The narrator is attempting to ad lib and it isn’t working.
Adding lib can be fun!
Prophet's Beard: Breaker one nine, breaker one nine, this here’s the Prophet's Beard. Anybody got their ears on this fine mornin’?Regards,Blast Radius: Ten four, Prophet's Beard. Blast Radius ridin’ shotgun with ya. Road is as pure and clean as 76 virgins up here past mile marker 82.
Prophet's Beard: Copy that, Blast Radius. I’m haulin’ a load of prayer rugs that’s stacked higher than a pile of camel dung. Hopin’ the wind don’t get any funny ideas.

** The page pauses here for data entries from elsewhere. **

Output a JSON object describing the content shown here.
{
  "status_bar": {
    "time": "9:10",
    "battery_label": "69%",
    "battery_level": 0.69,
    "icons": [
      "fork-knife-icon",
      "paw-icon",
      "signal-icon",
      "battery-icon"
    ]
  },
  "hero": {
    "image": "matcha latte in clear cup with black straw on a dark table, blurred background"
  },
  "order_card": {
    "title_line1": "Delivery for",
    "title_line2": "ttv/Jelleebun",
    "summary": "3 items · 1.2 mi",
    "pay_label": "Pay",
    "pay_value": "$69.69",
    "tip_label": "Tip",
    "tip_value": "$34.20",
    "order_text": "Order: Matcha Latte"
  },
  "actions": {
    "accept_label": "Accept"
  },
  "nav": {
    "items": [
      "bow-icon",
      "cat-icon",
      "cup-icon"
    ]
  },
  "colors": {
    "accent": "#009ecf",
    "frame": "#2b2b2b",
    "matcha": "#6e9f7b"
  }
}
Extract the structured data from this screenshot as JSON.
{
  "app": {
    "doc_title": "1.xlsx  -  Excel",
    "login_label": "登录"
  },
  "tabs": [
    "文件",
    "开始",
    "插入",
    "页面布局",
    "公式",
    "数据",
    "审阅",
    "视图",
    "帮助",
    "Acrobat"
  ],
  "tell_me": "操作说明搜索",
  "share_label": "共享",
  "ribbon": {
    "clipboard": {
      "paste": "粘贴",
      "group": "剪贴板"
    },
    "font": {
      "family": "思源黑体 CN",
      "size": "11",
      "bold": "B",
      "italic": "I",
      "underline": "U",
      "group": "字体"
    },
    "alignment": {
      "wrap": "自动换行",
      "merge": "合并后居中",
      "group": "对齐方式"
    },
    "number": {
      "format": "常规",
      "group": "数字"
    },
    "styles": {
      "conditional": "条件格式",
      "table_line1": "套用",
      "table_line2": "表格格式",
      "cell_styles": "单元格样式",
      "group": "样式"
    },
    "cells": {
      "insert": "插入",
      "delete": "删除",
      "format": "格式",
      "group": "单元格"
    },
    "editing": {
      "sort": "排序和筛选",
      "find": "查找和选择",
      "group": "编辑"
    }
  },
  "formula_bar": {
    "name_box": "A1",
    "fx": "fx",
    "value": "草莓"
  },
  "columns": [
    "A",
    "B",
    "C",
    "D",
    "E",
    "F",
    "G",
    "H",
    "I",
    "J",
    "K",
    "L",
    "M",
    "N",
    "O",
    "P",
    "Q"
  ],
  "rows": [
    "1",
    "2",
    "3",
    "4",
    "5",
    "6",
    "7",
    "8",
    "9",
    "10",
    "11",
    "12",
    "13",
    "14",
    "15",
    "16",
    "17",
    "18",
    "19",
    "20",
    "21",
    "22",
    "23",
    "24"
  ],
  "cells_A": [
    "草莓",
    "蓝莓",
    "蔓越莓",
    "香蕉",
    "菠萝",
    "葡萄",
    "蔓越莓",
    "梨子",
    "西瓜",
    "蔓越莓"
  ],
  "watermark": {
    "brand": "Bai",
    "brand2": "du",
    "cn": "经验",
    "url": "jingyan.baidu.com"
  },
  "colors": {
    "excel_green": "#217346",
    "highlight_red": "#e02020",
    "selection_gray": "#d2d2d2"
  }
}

Xmas Market Dozer: Well now, Prophet's Beard, if those rugs start a-flyin’, I’ll just scoop one up and ride it all the way to Mecca!
Blast Radius: Dozer, you been drivin’ all night since the Arab Spring! One of these days you’re gonna forget to stop.
Xmas Market Dozer: Ain’t stoppin’ till they build a truck stop with a built-in mosque!
Prophet's Beard: Keep dreamin’, Dozer.
Suicide Bomber: Breaker one nine, y’all quit complainin’. I just passed that same truck stop — coffee’s hot, the falafel is fresh, and the jukebox still thinks it’s 9-11.
Prophet's Beard: Ten four, Suicide. Save us a booth. We’ll be there in two shakes and a downshift.